With only about 2,000 voters participating, Turner drew the most votes (1,476), followed by Henriquez (317) and Garrison (151), according to unofficial election results. As the top two vote-getters, Henriquez and Turner will go on the final ballot.

Campaign finance reports showed Henriquez and Turner about equal in funding going into the preliminary.

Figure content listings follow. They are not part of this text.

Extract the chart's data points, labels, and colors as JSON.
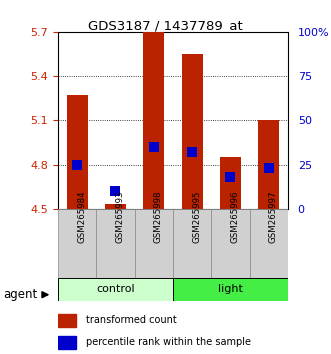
{
  "title": "GDS3187 / 1437789_at",
  "samples": [
    "GSM265984",
    "GSM265993",
    "GSM265998",
    "GSM265995",
    "GSM265996",
    "GSM265997"
  ],
  "groups": [
    "control",
    "control",
    "control",
    "light",
    "light",
    "light"
  ],
  "group_labels": [
    "control",
    "light"
  ],
  "group_colors_light": [
    "#ccffcc",
    "#44ee44"
  ],
  "bar_color": "#bb2200",
  "dot_color": "#0000cc",
  "transformed_counts": [
    5.27,
    4.53,
    5.7,
    5.55,
    4.85,
    5.1
  ],
  "percentile_ranks_pct": [
    25,
    10,
    35,
    32,
    18,
    23
  ],
  "ylim_left": [
    4.5,
    5.7
  ],
  "ylim_right": [
    0,
    100
  ],
  "yticks_left": [
    4.5,
    4.8,
    5.1,
    5.4,
    5.7
  ],
  "ytick_labels_left": [
    "4.5",
    "4.8",
    "5.1",
    "5.4",
    "5.7"
  ],
  "ytick_right_positions": [
    0,
    25,
    50,
    75,
    100
  ],
  "ytick_labels_right": [
    "0",
    "25",
    "50",
    "75",
    "100%"
  ],
  "grid_values": [
    4.8,
    5.1,
    5.4
  ],
  "baseline": 4.5,
  "bar_width": 0.55,
  "dot_size": 55,
  "legend_items": [
    "transformed count",
    "percentile rank within the sample"
  ],
  "legend_colors": [
    "#bb2200",
    "#0000cc"
  ],
  "agent_label": "agent",
  "left_tick_color": "#cc2200",
  "right_tick_color": "#0000cc",
  "sample_box_color": "#d0d0d0",
  "sample_box_edge": "#888888"
}
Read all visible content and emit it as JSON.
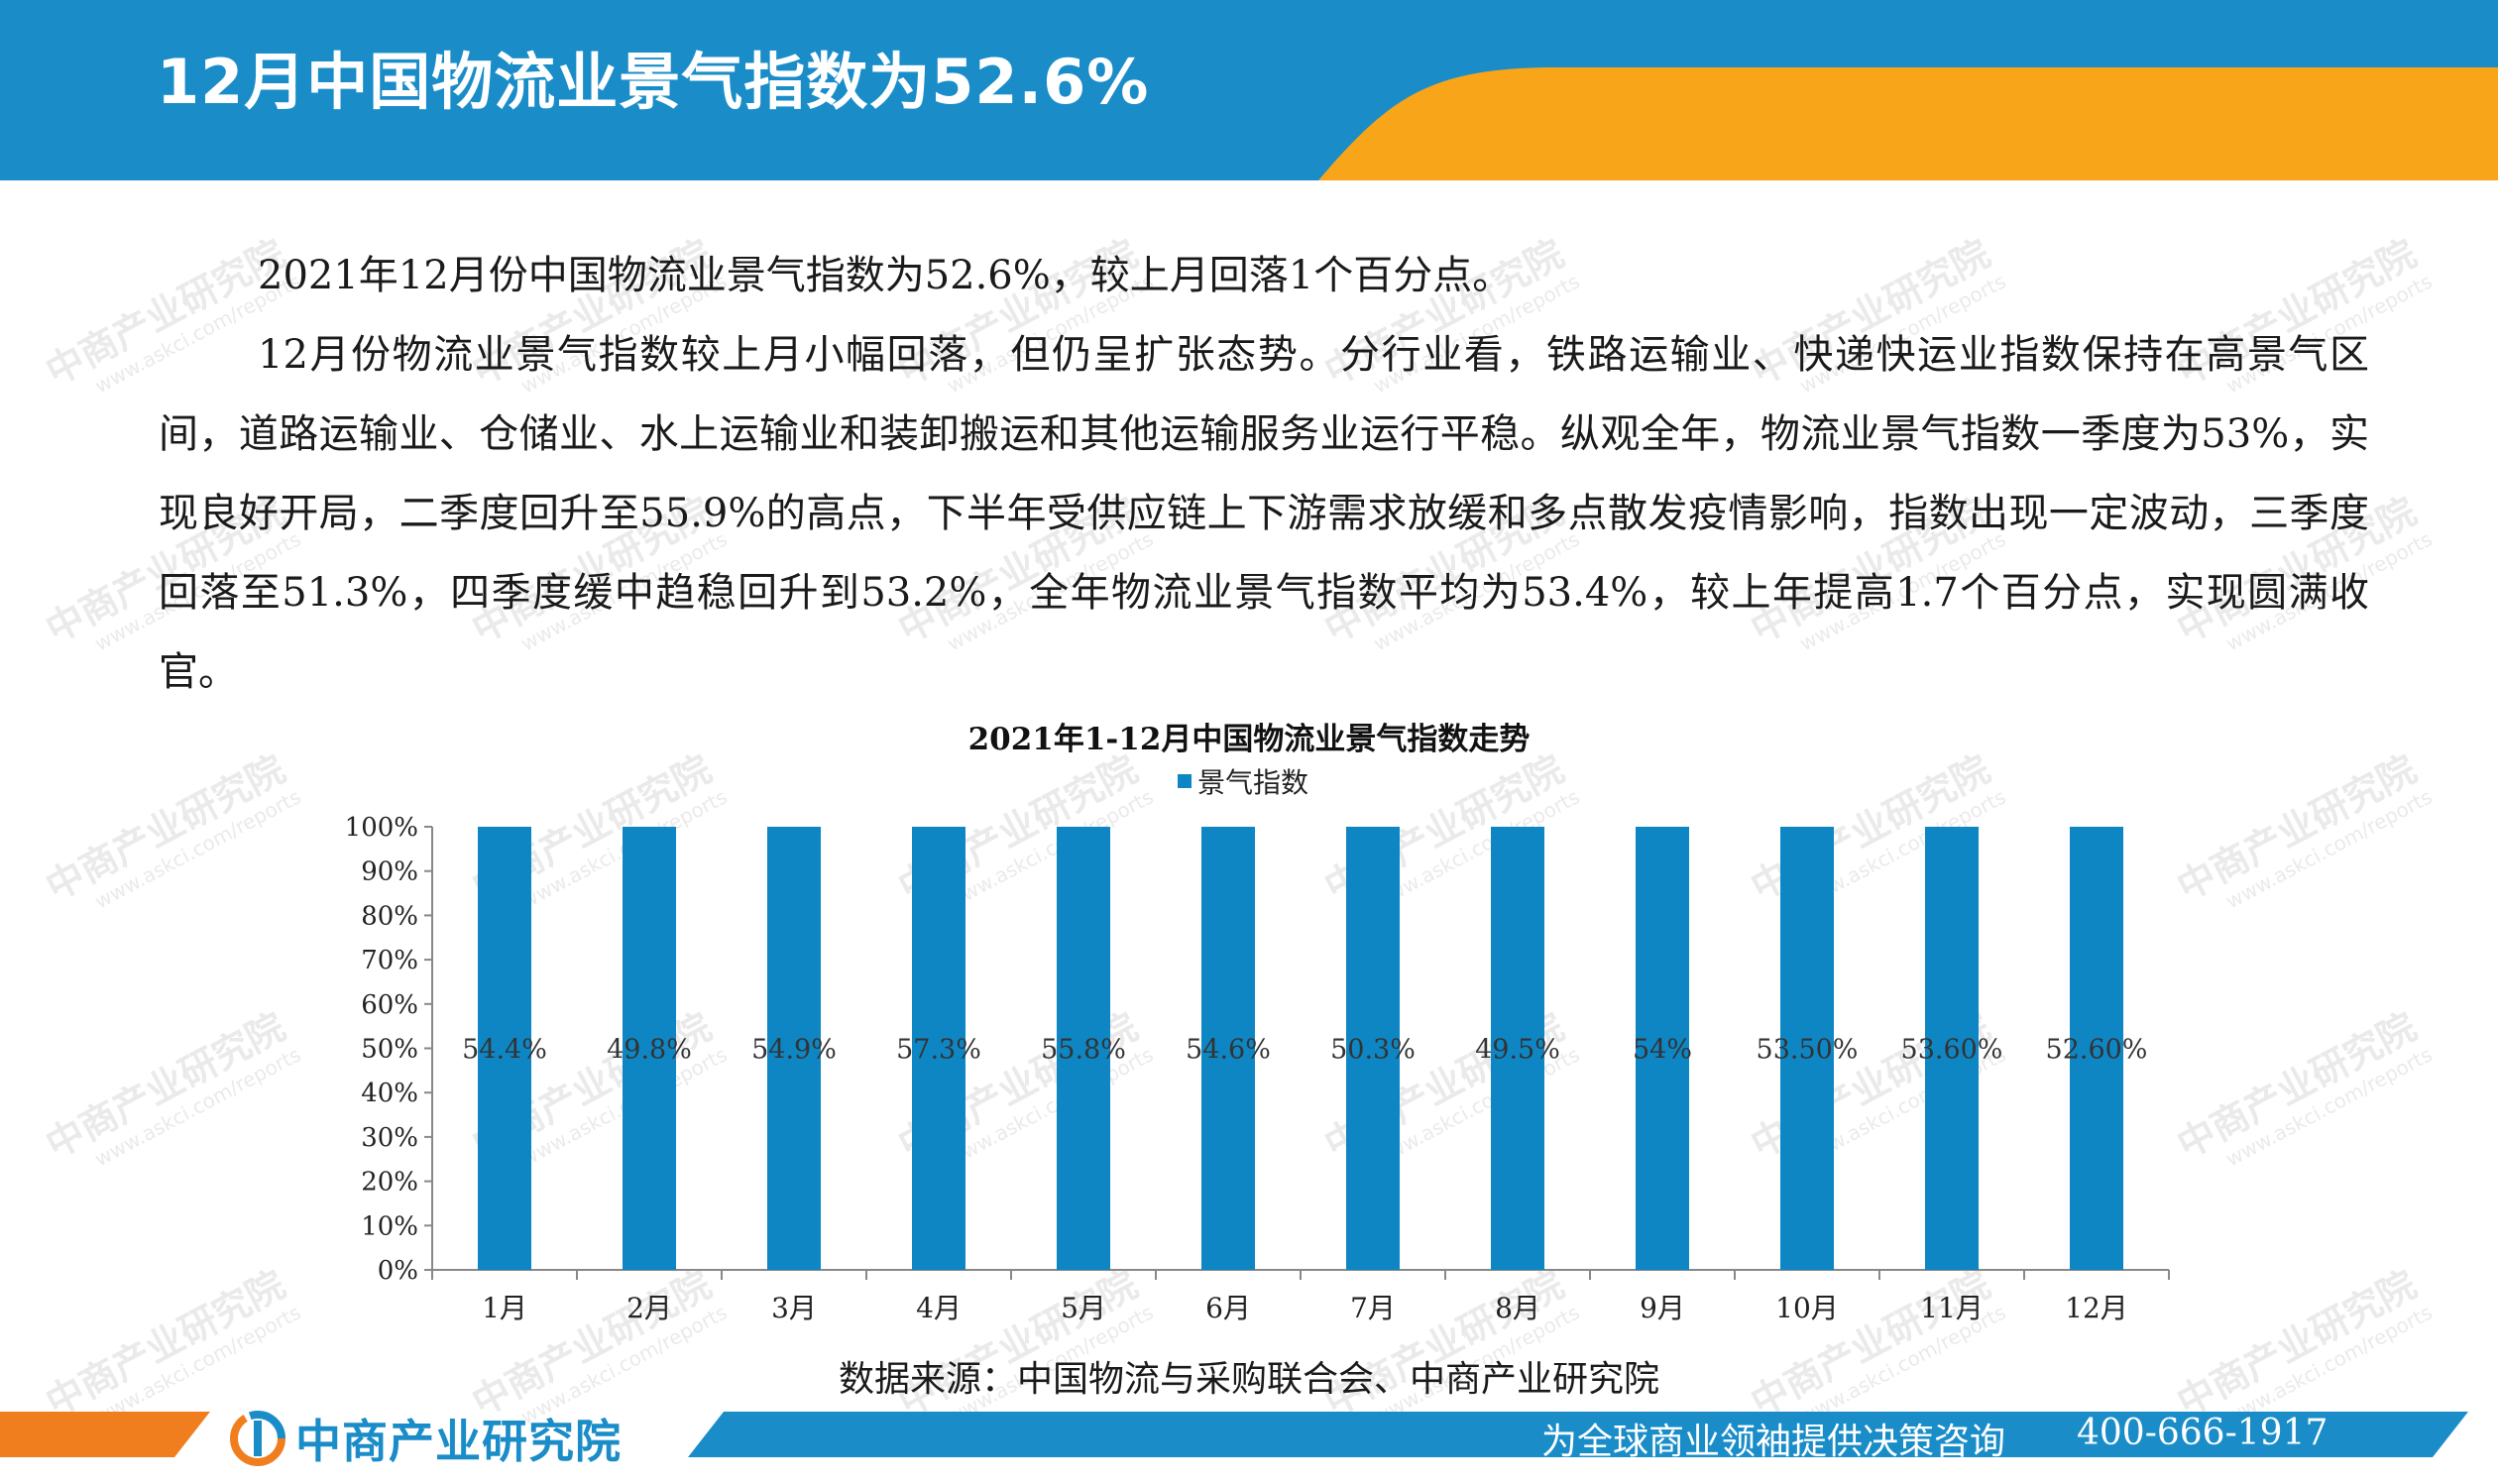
{
  "header": {
    "title": "12月中国物流业景气指数为52.6%"
  },
  "colors": {
    "header_blue": "#1a8dc8",
    "header_orange": "#f9a51a",
    "bar_blue": "#0e86c4",
    "footer_orange": "#f07e1f"
  },
  "watermark": {
    "name": "中商产业研究院",
    "url": "www.askci.com/reports"
  },
  "body": {
    "paragraphs": [
      "2021年12月份中国物流业景气指数为52.6%，较上月回落1个百分点。",
      "12月份物流业景气指数较上月小幅回落，但仍呈扩张态势。分行业看，铁路运输业、快递快运业指数保持在高景气区间，道路运输业、仓储业、水上运输业和装卸搬运和其他运输服务业运行平稳。纵观全年，物流业景气指数一季度为53%，实现良好开局，二季度回升至55.9%的高点，下半年受供应链上下游需求放缓和多点散发疫情影响，指数出现一定波动，三季度回落至51.3%，四季度缓中趋稳回升到53.2%，全年物流业景气指数平均为53.4%，较上年提高1.7个百分点，实现圆满收官。"
    ]
  },
  "chart_data": {
    "type": "bar",
    "title": "2021年1-12月中国物流业景气指数走势",
    "categories": [
      "1月",
      "2月",
      "3月",
      "4月",
      "5月",
      "6月",
      "7月",
      "8月",
      "9月",
      "10月",
      "11月",
      "12月"
    ],
    "series": [
      {
        "name": "景气指数",
        "values": [
          54.4,
          49.8,
          54.9,
          57.3,
          55.8,
          54.6,
          50.3,
          49.5,
          54,
          53.5,
          53.6,
          52.6
        ],
        "labels": [
          "54.4%",
          "49.8%",
          "54.9%",
          "57.3%",
          "55.8%",
          "54.6%",
          "50.3%",
          "49.5%",
          "54%",
          "53.50%",
          "53.60%",
          "52.60%"
        ],
        "display_fill_percent": [
          100,
          100,
          100,
          100,
          100,
          100,
          100,
          100,
          100,
          100,
          100,
          100
        ]
      }
    ],
    "yticks": [
      "0%",
      "10%",
      "20%",
      "30%",
      "40%",
      "50%",
      "60%",
      "70%",
      "80%",
      "90%",
      "100%"
    ],
    "ylim": [
      0,
      100
    ],
    "grid": false,
    "legend": "top-center",
    "data_label_position": "center"
  },
  "source": "数据来源：中国物流与采购联合会、中商产业研究院",
  "footer": {
    "logo_text": "中商产业研究院",
    "slogan": "为全球商业领袖提供决策咨询",
    "phone": "400-666-1917"
  }
}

And the funding levels were low: Henriquez reported about $820 in the bank, while Turner had slightly more than $1,000. Turner’s campaign also reported more than $111,000 in debt, all owed to Turner himself for campaign and district office expenses going back to 1999.

War chests

In District 6, money is no problem for Tobin, who managed to spend about $76,000 since Jan. 1 and still have almost $114,000 in the bank, according to his campaign finance report.

With no electoral opponent this year, Tobin is free to pad his war chest for a future run for the Mayor’s Office—a fruit he has been openly eyeing for two years.

As usual, Tobin’s donors include many large real estate developers, attorneys, lobbyists and unions. But he had many donations from JP residents as well.

In turn, a significant amount of Tobin’s expenditures were donations to local organizations, including ESAC, Regan League Youth Baseball, the Friends of the Connolly Branch Library and Shattuck Hospital.

Ross, whose District 8 includes a large portion of Hyde Square, is in a similar situation—no opponent, almost $116,000 in the bank and an acknowledged eye on an unspecified “higher office” sometime in the future.